Politiker wie Geert Wilders oder Rita Verdonk, die gegen den Islam zu Felde ziehen, haben in Holland Erfolg. Warum?

Ja, sie können etwa 20 Prozent der Wählerschaft auf sich vereinigen. Wir haben jetzt eben - wie Belgien, Frankreich, Österreich und Deutschland - einen rechten Rand, daran müssen wir uns gewöhnen. In Großstädten wie Amsterdam, Rotterdam und Den Haag gibt es viele Leute, die sich von der Politik im Stich gelassen fühlen. Wir bezahlen jetzt den Preis dafür, dass wir so lange gedacht haben, es werde schon irgendwie alles gut gehen. Die Frage ist, wie wir damit umgehen.

Und wie sieht das aus?

Da bin ich im Moment wieder pessimistisch. Der Erfolg von Geert Wilders hat viel mit unserer Medienlandschaft zu tun. Alle Zeitungen sind derzeit in einer tiefen Krise, weil es bei uns jetzt vier Umsonstzeitungen gibt, die viel gelesen werden. In dieser Situation stürzt man sich auf alles, was Aufmerksamkeit verspricht. Wilders ist alle zwei Wochen gut für ein provokantes Zitat. Diese Mischung ist sehr gefährlich.

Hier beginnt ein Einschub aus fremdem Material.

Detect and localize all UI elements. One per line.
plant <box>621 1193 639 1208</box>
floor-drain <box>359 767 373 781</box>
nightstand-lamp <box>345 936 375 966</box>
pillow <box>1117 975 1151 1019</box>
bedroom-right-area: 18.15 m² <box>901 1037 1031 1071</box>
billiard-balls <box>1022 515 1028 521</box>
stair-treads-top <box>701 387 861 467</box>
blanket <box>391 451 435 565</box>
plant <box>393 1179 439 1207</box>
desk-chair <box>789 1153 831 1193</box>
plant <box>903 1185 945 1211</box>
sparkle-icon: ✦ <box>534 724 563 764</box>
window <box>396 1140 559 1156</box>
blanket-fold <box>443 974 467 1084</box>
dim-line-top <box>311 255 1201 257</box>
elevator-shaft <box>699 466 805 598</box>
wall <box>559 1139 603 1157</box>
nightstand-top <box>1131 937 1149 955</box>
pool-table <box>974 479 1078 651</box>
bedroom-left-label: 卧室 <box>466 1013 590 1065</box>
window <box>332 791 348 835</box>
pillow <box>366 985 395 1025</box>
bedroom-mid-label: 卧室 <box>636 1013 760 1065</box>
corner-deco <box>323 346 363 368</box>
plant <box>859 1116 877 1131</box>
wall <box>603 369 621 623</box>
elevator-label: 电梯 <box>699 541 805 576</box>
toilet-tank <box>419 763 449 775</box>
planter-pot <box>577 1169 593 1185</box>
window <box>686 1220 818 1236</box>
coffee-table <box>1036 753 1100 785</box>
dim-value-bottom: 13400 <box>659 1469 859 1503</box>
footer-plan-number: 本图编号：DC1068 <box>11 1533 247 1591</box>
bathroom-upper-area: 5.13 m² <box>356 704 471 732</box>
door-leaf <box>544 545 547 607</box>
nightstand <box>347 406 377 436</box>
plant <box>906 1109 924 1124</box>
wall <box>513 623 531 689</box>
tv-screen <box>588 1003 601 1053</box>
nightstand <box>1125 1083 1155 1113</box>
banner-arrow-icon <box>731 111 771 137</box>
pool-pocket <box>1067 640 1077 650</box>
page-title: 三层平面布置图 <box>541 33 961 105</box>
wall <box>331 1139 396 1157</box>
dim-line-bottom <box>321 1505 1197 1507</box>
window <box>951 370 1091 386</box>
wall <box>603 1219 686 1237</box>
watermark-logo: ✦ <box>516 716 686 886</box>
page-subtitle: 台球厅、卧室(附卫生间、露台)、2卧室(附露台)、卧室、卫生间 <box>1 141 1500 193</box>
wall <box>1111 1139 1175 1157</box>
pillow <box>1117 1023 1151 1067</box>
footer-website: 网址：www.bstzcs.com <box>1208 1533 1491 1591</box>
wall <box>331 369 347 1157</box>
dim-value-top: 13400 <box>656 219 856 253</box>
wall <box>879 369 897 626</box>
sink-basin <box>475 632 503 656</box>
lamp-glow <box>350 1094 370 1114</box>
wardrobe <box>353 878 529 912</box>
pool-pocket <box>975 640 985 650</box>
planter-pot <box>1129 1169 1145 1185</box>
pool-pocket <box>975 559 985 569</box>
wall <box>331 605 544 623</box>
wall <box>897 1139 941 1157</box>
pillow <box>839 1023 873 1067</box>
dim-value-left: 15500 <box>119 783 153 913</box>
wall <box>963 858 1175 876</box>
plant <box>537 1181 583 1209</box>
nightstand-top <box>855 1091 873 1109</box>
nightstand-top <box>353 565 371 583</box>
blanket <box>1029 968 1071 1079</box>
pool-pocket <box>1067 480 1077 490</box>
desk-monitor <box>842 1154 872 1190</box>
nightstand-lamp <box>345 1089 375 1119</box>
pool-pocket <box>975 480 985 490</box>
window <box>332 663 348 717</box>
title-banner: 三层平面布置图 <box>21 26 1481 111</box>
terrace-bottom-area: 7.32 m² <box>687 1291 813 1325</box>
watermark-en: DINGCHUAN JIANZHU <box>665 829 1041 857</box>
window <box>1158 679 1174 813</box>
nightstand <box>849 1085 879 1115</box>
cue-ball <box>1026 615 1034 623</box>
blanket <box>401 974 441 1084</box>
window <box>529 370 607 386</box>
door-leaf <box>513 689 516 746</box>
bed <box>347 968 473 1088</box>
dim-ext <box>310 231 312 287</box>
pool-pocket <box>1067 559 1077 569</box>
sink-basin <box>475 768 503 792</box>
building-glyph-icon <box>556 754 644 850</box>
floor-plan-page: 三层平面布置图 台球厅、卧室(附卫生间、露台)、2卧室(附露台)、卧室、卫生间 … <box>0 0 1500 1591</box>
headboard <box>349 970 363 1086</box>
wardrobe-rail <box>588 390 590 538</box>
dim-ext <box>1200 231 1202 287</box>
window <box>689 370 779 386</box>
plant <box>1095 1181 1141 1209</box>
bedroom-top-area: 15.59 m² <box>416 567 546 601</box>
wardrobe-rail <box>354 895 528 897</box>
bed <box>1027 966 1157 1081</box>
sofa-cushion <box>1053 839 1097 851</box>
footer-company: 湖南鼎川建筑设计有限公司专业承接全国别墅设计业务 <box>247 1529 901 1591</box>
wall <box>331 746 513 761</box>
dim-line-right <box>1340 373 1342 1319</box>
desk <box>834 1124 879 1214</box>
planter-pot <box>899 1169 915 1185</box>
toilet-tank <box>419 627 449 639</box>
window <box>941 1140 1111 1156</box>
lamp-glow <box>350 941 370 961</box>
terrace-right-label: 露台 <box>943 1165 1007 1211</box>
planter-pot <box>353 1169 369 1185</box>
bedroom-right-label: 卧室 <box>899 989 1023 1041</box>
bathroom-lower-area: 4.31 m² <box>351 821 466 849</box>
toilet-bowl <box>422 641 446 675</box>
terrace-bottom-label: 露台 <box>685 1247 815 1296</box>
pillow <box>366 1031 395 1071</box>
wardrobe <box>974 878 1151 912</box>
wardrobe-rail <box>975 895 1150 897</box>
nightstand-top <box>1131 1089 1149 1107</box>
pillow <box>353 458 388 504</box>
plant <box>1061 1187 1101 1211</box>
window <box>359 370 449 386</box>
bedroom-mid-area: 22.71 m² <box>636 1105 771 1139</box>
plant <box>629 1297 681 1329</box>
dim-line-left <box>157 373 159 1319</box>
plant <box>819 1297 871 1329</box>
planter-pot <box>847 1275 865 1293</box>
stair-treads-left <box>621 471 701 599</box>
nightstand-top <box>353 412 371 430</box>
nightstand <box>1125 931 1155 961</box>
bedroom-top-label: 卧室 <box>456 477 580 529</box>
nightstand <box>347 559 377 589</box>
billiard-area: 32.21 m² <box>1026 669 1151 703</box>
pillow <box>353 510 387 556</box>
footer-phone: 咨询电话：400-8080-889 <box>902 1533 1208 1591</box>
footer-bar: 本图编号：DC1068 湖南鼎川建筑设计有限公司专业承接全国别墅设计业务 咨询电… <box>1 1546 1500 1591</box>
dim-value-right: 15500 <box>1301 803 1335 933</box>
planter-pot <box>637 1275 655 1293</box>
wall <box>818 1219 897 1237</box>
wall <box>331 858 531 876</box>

Hat Geert Wilders das Zeug zu einem neuen Pim Fortuyn?

Nein, auch wenn Wilders das gerne wäre. Aber er hat bei Weitem nicht dessen Format. Pim Fortuyn war im Grunde ein frustrierter Sozialdemokrat. Wilders ist bloß ein typischer Händler der Angst - einer, der die Ängste einer Minderheit artikuliert.

Seit einem Jahr wird Holland von einer großen Koalition regiert. Die vorige Rechtskoalition vertrat eine rigide Ausländerpolitik. Was ist jetzt anders?

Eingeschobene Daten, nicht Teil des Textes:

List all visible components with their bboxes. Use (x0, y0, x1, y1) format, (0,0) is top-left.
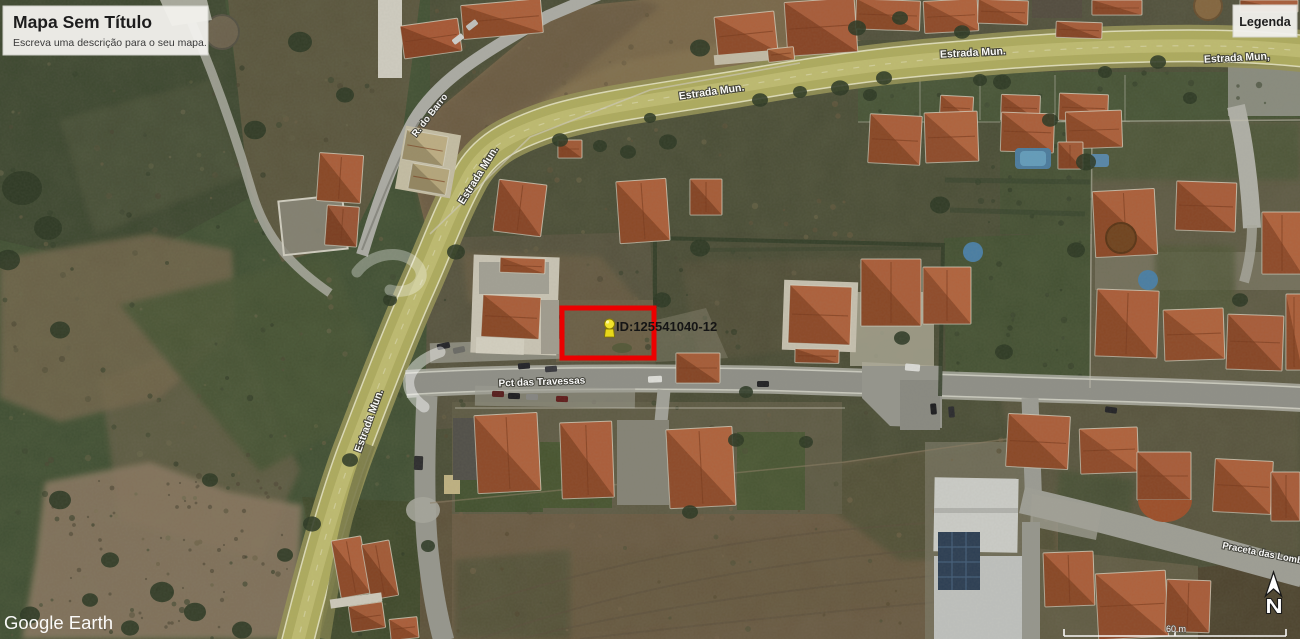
svg-text:ID:125541040-12: ID:125541040-12 (616, 319, 717, 334)
svg-text:Escreva uma descrição para o s: Escreva uma descrição para o seu mapa. (13, 37, 207, 49)
svg-text:Google Earth: Google Earth (4, 612, 113, 633)
svg-text:Legenda: Legenda (1239, 15, 1291, 29)
svg-text:60 m: 60 m (1166, 624, 1186, 634)
svg-text:Mapa Sem Título: Mapa Sem Título (13, 12, 152, 32)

Unsere Gesetze sind noch immer sehr strikt. Aber die Politik unserer Integrationsministerin Rita Verdonk war einfach unmenschlich: Da wurden Familien getrennt und Menschen in Länder abgeschoben, in denen ihnen Lebensgefahr drohte. In ihrer Amtszeit sind die Niederlande zwei, drei Mal vom Europäischen Gerichsthof für Menschenrechte verurteilt worden - das hat es nie zuvor gegeben!

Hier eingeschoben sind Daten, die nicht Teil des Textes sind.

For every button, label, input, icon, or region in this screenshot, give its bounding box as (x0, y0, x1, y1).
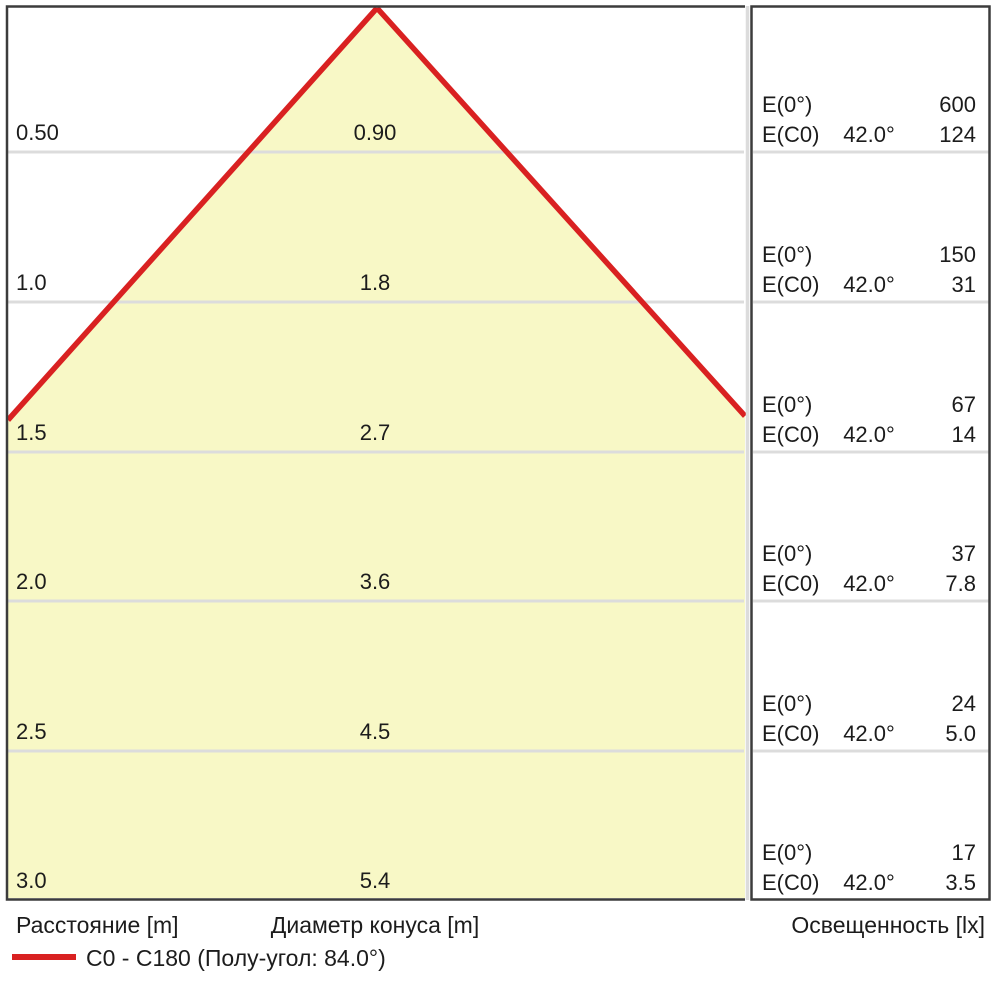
ec0-angle: 42.0° (836, 270, 902, 300)
ec0-label: E(C0) (762, 270, 836, 300)
illuminance-row: E(0°)150 E(C0)42.0°31 (762, 240, 976, 300)
distance-axis-label: Расстояние [m] (16, 910, 179, 940)
illuminance-row: E(0°)17 E(C0)42.0°3.5 (762, 838, 976, 898)
ec0-label: E(C0) (762, 120, 836, 150)
e0-value: 600 (902, 90, 976, 120)
ec0-angle: 42.0° (836, 120, 902, 150)
cone-diameter-label: 2.7 (250, 420, 500, 446)
e0-label: E(0°) (762, 240, 836, 270)
e0-label: E(0°) (762, 390, 836, 420)
e0-value: 67 (902, 390, 976, 420)
distance-label: 3.0 (16, 868, 47, 894)
ec0-angle: 42.0° (836, 868, 902, 898)
e0-value: 37 (902, 539, 976, 569)
ec0-value: 3.5 (902, 868, 976, 898)
ec0-angle: 42.0° (836, 719, 902, 749)
distance-label: 1.5 (16, 420, 47, 446)
e0-label: E(0°) (762, 689, 836, 719)
cone-diameter-label: 0.90 (250, 120, 500, 146)
cone-diameter-axis-label: Диаметр конуса [m] (250, 910, 500, 940)
illuminance-row: E(0°)37 E(C0)42.0°7.8 (762, 539, 976, 599)
distance-label: 0.50 (16, 120, 59, 146)
legend-label: C0 - C180 (Полу-угол: 84.0°) (86, 943, 386, 973)
ec0-label: E(C0) (762, 569, 836, 599)
e0-label: E(0°) (762, 539, 836, 569)
ec0-value: 124 (902, 120, 976, 150)
ec0-angle: 42.0° (836, 569, 902, 599)
ec0-value: 5.0 (902, 719, 976, 749)
cone-diagram: 0.50 1.0 1.5 2.0 2.5 3.0 0.90 1.8 2.7 3.… (0, 0, 1000, 1000)
ec0-label: E(C0) (762, 868, 836, 898)
ec0-value: 7.8 (902, 569, 976, 599)
e0-value: 150 (902, 240, 976, 270)
ec0-value: 14 (902, 420, 976, 450)
e0-label: E(0°) (762, 90, 836, 120)
cone-diameter-label: 4.5 (250, 719, 500, 745)
illuminance-row: E(0°)24 E(C0)42.0°5.0 (762, 689, 976, 749)
illuminance-row: E(0°)600 E(C0)42.0°124 (762, 90, 976, 150)
e0-label: E(0°) (762, 838, 836, 868)
e0-value: 24 (902, 689, 976, 719)
distance-label: 2.5 (16, 719, 47, 745)
distance-label: 2.0 (16, 569, 47, 595)
illuminance-axis-label: Освещенность [lx] (725, 910, 985, 940)
cone-diameter-label: 3.6 (250, 569, 500, 595)
cone-diameter-label: 5.4 (250, 868, 500, 894)
ec0-angle: 42.0° (836, 420, 902, 450)
illuminance-row: E(0°)67 E(C0)42.0°14 (762, 390, 976, 450)
ec0-label: E(C0) (762, 719, 836, 749)
e0-value: 17 (902, 838, 976, 868)
ec0-label: E(C0) (762, 420, 836, 450)
ec0-value: 31 (902, 270, 976, 300)
distance-label: 1.0 (16, 270, 47, 296)
cone-diameter-label: 1.8 (250, 270, 500, 296)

Über Rita Verdonk ist die letzte Regierung gestürzt; sie hat jetzt eine eigene Rechtspartei gegründet. Wie hat sich das politische Klima seither geändert?

Es herrscht jetzt zumindest nicht mehr diese moralische Panik, die nach den Morden an Pim Fortuyn 2002 und Theo van Gogh 2004 Einzug hielt. Leute wie Leon de Winter verbreiteten damals den Eindruck, die ganze Gesellschaft würde kollabieren und hunderttausende Muslime würden nur darauf lauern, alle unsere Intellektuellen zu ermorden. Er zeichnete die Niederlande als ein zweites Israel, von Feinden umlagert.

Welche Rolle spielte Ayaan Hirsi Ali in dieser Debatte?

Sie hat ihren Teil zu der Hysterie beigetragen, indem sie alles auf den Islam geschoben hat. Natürlich spielt die Religion eine Rolle. Aber Integration ist auch eine Frage der Politik, der ökonomischen Teilhabe, der Bildung. Inzwischen hat sich die Debatte auch wieder mehr auf solche Fragen verlagert. Das Ganze war auch eine theologische Debatte unter Intellektuellen. Die Holländer lieben solche Debatten. Aber am Ende landet man wieder bei praktischen Lösungen.

Ayaan Hirsi Ali lebt jetzt in den USA und arbeitet an einem neokonservativen Thinktank. Kürzlich kam eine Debatte auf, ob die Niederlande weiter für ihren Schutz aufkommen sollen. Was meinen Sie?

Formal hatte die holländische Regierung recht damit, dass sie im Ausland nicht für ihre Sicherheit aufkommen kann. Trotzdem war ihre Haltung sehr dumm. Denn Hirsi Ali ist wirklich bedroht. Ich bin in vielen Punkten anderer Meinung als sie. Aber es ist sehr wichtig, dass sie ihre Meinung frei äußern kann und ihr nichts passiert. Dafür tragen wir eine gewisse Verantwortung. Ich habe mich deshalb einer Schriftstellerinitiative angeschlossen, die Druck auf die holländische Regierung machen will, in dieser Frage bald eine Lösung zu finden. Denn die heutige Situation ist zu riskant.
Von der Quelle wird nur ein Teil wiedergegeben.